Monday, 28 December 2015

The once Common Eel is now Critically Endangered

The European Eel is no longer common

The European Eel (Anguilla anguilla)  used to be known as the Common Eel, and when I was a boy this was an apt name, however, this is no longer the case because this species of eel is now listed as Critically Endangered. In 2010, Greenpeace International added this fish to its red list. 

European Eel (Photo: Public Domain)

European Eels have a most unusual lifecycle. The adults spawn in the Sargasso Sea and the baby eels travel across the oceans to return to fresh waters far far away. How they navigate is not understood. They drift as larval eels for around 300 days before transforming into a stage known as "glass eels," which occurs when they approach the coasts.  Eventually they enter estuaries in the UK and Europe and transform again into elvers in the fresh water. The eels travel upstream and will also travel overland in storms. They live in rivers, streams, lakes, and ponds where they grow much larger and are known as "yellow eels," but after between five and twenty years or more they become adults that must return to the sea. The final stage is known as the "silver eel," and these eels swim all the way back to the Sargasso Sea where they breed and then die.

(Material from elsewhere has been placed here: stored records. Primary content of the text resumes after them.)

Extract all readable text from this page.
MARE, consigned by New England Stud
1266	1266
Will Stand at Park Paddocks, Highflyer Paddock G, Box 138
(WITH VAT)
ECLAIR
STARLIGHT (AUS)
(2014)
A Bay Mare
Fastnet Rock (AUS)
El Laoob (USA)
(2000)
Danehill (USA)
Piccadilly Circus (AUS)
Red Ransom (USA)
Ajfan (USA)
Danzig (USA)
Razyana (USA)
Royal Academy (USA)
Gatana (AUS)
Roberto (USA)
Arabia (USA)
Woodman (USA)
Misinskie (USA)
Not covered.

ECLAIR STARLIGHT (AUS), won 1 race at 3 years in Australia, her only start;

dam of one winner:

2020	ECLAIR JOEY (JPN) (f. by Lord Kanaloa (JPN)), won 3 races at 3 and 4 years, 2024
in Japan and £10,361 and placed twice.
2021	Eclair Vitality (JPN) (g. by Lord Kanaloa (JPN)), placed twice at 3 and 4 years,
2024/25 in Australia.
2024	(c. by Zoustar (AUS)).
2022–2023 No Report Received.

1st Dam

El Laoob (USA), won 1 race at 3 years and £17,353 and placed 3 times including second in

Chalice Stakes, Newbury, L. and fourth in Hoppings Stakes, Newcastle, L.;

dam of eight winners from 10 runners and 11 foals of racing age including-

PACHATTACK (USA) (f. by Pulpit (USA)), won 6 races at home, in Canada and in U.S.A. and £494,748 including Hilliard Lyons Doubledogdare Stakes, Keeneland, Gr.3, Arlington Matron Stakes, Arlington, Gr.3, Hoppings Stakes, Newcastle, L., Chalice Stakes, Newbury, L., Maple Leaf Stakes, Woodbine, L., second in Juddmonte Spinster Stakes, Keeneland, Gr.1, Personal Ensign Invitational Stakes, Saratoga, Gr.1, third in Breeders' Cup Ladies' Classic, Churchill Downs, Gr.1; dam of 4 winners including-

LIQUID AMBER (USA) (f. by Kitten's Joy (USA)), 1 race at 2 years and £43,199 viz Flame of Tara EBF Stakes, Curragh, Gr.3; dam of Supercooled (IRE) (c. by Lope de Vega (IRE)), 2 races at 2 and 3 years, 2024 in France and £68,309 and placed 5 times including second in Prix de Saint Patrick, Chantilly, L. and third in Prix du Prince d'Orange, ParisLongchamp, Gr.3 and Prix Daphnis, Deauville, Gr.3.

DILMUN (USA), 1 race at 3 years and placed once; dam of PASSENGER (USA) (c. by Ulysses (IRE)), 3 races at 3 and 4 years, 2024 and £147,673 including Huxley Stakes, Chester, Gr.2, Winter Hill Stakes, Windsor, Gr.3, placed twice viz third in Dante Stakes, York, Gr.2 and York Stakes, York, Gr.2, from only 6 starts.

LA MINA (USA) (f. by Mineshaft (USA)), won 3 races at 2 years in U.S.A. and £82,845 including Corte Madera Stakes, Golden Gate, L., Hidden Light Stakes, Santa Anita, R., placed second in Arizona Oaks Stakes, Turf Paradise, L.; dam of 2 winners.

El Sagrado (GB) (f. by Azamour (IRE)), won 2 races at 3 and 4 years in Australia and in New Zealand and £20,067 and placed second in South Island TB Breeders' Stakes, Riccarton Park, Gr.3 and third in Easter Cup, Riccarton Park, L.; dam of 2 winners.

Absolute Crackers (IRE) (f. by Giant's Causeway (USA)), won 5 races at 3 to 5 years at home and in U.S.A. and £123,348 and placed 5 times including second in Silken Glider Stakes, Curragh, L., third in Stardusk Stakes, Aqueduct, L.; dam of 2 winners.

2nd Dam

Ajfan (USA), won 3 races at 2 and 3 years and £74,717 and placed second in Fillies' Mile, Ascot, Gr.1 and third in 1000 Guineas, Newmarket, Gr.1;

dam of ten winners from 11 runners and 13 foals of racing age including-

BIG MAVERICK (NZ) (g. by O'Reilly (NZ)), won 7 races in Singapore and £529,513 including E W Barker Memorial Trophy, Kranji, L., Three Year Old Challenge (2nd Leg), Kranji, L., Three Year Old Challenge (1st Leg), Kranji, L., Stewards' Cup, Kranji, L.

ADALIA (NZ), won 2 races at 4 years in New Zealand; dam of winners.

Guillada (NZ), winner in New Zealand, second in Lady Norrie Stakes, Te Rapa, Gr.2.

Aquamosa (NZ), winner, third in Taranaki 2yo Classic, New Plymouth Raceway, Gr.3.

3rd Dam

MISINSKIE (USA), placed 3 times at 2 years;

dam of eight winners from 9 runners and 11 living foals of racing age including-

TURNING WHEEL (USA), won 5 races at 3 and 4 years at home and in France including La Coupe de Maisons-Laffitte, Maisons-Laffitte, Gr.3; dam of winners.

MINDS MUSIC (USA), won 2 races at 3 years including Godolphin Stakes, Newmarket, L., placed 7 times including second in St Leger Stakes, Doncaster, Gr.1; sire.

When I was younger the European Eel used to be one of the most easily found freshwater fish. You just had to go to any river or stream and turn over a few stones and you would be likely to see young eels or elvers.  In Cardiff, where I lived, there is a weir in Llandaff, and every year countless thousands of elvers used to try and ascend it. To do this they would leave the water at the edge of the weir and slither up the mossy wet rocks and wall.  If you put a bucket or net underneath and disturbed the mass of young eels at the top you would quickly get a net or bucket full of them. That was how easy they were to catch. Nearly every rock in the river would have elvers hiding underneath it or larger eels.  That was then but it is a very different story today, so what has happened? 

One of many endangered species

Like so many once common species, the European Eel is now rarely seen in Britain today and its numbers have dropped very dramatically.  Since the 1970s, it has been estimated that eels reaching Europe have declined in numbers by over 90%, possibly as much as 98%. This is surely a warning sign that all is not at all well, when it comes to the natural world and the flora and fauna of the UK.

So what has gone so wrong and where have all the eels gone?  The reasons are many and include: overfishing, hydroelectric dams and barrages blocking the way for the eels to ascend and descend rivers,  parasites, pollution and changes in the currents in the oceans. Whatever the cause may be, the eels have gone, and with them has gone the food source for many species of water birds, including Kingfishers, predatory fish, like the Pike, and even some mammals too, such as the Otter.  The eel is an important part of a food-chain, and without it other species are sure to suffer.  

Saving the European Eel

Fortunately all hope is not yet lost for the future survival of the European Eel. Fish passes are being increasingly installed in rivers with weirs and dams, so that eels and other fish, such as salmon, are able to get upstream.  

The number of eels is being monitored and there are projects in operation to save the European Eel. Restocking inland waters with young eels is one method that is being put into practise. 

The Guardian has reported that conservationists have suggested that the decline in numbers of the species has been halted and possibly reversed.  I hope this is true but it is far too early to know for sure!